GitHub Copilot for VS Code v1.110 adds agent hooks, extensibility, and memory management
Program Your Agents with Lifecycle Hooks
GitHub Copilot agents now support programmatic hooks that run at key lifecycle events, giving developers explicit control over agent behavior and policy enforcement. Key capabilities include:
- Automate with hooks: Enforce policies, auto-lint, or block commands before execution at designated agent lifecycle points
- Fork conversations: Branch from any checkpoint to explore alternative paths without losing your starting point
- Auto-approve from chat: Toggle global auto-approval with
/autoApproveor/yolocommands, paired with terminal sandboxing to safely contain agent execution - Queue and steer: Send follow-up messages while agents are working to redirect their approach without waiting for completion
Extend Agents with Plugins and Skills
The release introduces new extensibility mechanisms for customizing agent capabilities:
- Agent plugins: Install prepackaged bundles of skills, tools, hooks, and MCP servers from the Extensions view (experimental feature)
- Skills as slash commands: Trigger agent skills directly from chat, including those from third-party extensions
- Agentic browser tools: Agents can now drive the integrated browser to navigate, click, screenshot, and verify their own changes (experimental)

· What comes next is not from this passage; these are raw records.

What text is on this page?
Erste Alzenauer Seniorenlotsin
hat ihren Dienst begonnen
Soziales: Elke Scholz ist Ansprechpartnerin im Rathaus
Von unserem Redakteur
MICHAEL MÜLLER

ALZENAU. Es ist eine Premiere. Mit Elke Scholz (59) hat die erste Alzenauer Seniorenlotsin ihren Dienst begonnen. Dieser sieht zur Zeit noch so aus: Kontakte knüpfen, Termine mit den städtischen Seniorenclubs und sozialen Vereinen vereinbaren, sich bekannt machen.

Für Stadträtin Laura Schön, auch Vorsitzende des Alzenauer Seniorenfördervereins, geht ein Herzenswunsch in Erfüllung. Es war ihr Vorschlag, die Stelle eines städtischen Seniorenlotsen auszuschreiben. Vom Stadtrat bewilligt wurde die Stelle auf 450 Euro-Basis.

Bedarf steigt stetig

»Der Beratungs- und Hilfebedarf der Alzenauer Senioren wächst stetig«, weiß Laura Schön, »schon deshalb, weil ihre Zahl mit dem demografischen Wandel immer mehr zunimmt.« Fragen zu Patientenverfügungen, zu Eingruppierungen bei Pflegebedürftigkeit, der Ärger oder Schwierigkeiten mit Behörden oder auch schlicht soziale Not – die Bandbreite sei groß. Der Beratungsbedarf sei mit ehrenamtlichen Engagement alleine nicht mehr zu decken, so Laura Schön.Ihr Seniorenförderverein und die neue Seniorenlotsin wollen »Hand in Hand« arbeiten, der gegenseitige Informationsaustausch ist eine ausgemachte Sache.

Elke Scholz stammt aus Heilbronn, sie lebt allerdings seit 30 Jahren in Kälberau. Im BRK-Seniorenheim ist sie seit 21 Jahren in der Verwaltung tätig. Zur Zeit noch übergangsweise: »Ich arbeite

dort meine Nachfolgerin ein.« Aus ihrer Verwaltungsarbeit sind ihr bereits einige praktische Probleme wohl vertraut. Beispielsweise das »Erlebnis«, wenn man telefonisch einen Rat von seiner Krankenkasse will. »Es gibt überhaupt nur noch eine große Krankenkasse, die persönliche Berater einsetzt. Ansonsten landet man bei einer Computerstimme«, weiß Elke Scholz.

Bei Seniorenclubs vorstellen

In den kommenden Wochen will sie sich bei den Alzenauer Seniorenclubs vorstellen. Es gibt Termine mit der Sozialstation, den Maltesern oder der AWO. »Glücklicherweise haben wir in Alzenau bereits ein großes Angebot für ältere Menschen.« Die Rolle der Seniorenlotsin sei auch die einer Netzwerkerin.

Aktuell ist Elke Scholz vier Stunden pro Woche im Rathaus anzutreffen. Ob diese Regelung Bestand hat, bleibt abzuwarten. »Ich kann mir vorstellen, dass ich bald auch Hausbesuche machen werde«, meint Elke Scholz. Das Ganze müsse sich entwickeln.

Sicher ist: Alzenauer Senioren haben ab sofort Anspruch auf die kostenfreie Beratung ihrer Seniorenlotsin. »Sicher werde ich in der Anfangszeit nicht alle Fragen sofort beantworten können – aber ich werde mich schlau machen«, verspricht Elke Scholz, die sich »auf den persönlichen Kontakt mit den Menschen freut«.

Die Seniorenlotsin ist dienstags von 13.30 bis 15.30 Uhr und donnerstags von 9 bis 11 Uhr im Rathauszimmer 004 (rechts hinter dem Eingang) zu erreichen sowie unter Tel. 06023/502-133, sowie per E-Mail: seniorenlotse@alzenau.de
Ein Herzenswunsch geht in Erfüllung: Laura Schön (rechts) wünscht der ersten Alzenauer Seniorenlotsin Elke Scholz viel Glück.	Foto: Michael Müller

- Generate customizations from chat: Use
/create-*commands to generate reusable prompts, skills, agents, and hooks directly from conversations - Copilot CLI integration: Copilot CLI now ships natively in VS Code with diff tabs, trusted folder sync, and right-click code snippet sending
Smarter Context Management and Memory
The update significantly improves how agents manage context and knowledge across sessions:
- Shared agent memory: Knowledge persists and builds across the Copilot coding agent, Copilot CLI, and code review
- Plan memory: Plans persist across conversation turns and compaction, enabling agents to build on prior work rather than restarting
- Explore subagent: Lightweight models handle fast, parallelized codebase research, allowing the main agent to reference specific files and code paths
- Context compaction: Automatic compaction with manual override via
/compactcommand (e.g.,/compact forget about all variants, except the rust version) - Large output handling: Tool outputs exceeding context limits are written to disk to preserve important details during compaction
- Long-distance edit suggestions: Next edit predictions now work anywhere in a file, not just local regions
Additional Improvements
The release also includes general VS Code productivity improvements: Kitty graphics protocol support for terminal images, a redesigned model picker with search and rich details, improved chat accessibility for screen readers and keyboard navigation, and AI coauthor attribution for commits containing AI-generated code.